NEW YORK (AP) – In the jigsaw puzzle of airline routes, American Airlines and US Airways are two pieces that fit together almost perfectly.
Of the 50 busiest domestic routes, the two carriers compete directly on only one: Los Angeles to Phoenix, according to OAG, a company that tracks airline routes and schedules. And on hundreds of less traveled routes, they only overlap a dozen times, mostly between their hub cities. For instance, both carriers fly Charlotte, N.C. to Miami, Dallas to Philadelphia and Chicago to Phoenix.
The companies announced Thursday that they had agreed to merge. The combined airline will offer more than 6,700 daily flights to 336 destinations in 56 countries.
The complementary nature of the markets they serve should help the airlines avoid any major hurdles with antitrust regulators, industry experts say. And it will serve the merged company especially well in today’s airline business, which is all about scale.
Commercial aviation is increasingly dominated by mega-carriers that promise to whisk passengers around the globe with ease. They offer frequent flights to faraway destinations, often with just one change of planes _ sometimes none.
The first of these giant carriers was created in 2008 when Delta Air Lines bought Northwest, creating what was then the world’s largest airline. Two years later, United leapfrogged ahead when it merged with Continental.

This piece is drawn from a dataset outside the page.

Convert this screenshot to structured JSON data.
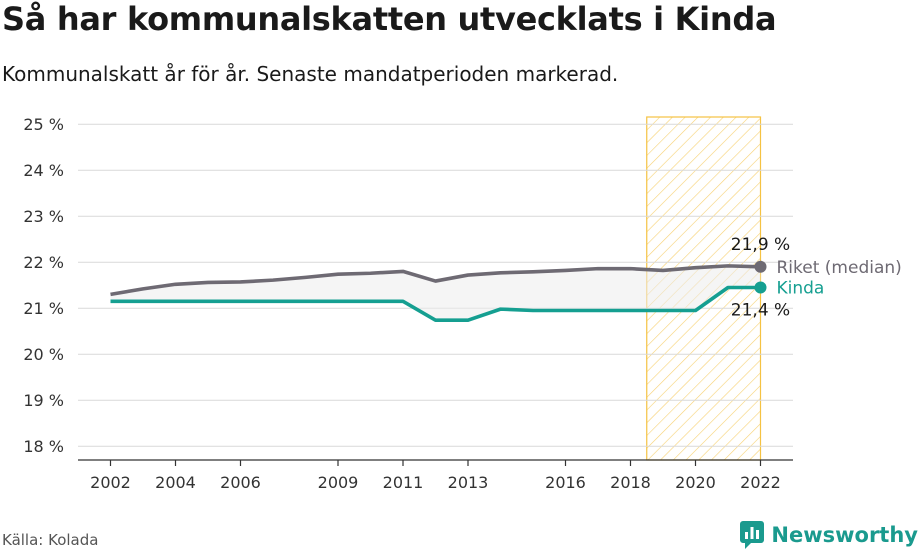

American Airlines and US Airways languished in the shadows as these new behemoths lured away highly profitable corporate travel accounts. But by teaming up they’ll take the crown as the world’s largest airline and have a shot at winning back business travelers.
Each airline brings something different to the table.
American has a strong presence in Dallas, Miami, Los Angeles, Chicago and New York. It is also the dominant U.S. player in Latin America. In Brazil alone, it has 111 weekly flights to seven different cities. American also has a lock on flights into London’s Heathrow Airport, one of the world’s key financial capitals.
US Airways is the principal carrier in Philadelphia, Charlotte, Phoenix and Washington, D.C. It also has routes into key European cities that American doesn’t directly serve, such as Amsterdam and Brussels.
US Airways doesn’t fly to Asia and American’s presence there is dwarfed by United and Delta’s substantial footprint.
But the real key to the merger is US Airways’ comprehensive service to small cities along the East Coast.
The airline’s CEO, Doug Parker, proudly told investors at the company’s June annual meeting that if his airline combined with American, it would have the largest market share east of the Rockies.
Both airlines need to capitalize off passengers traveling from those small cities, such as Allentown, Penn., Elmira, N.Y., and Lynchburg, Va.
For instance, American can charge high fares for flights to London but can only make money off the flight if it can fill it with enough passengers. Those passengers can come from US Airways’ network.
“US Airway (currently) loses money on that short segment, but if they can carry that passenger to another major hub or fly them internationally, they capture that incremental revenue,” says Vaughn Cordle, an airline analyst and co-founder of Ionosphere Capital.
American would also gain US Airways’ lucrative shuttle service between New York, Boston and Washington D.C.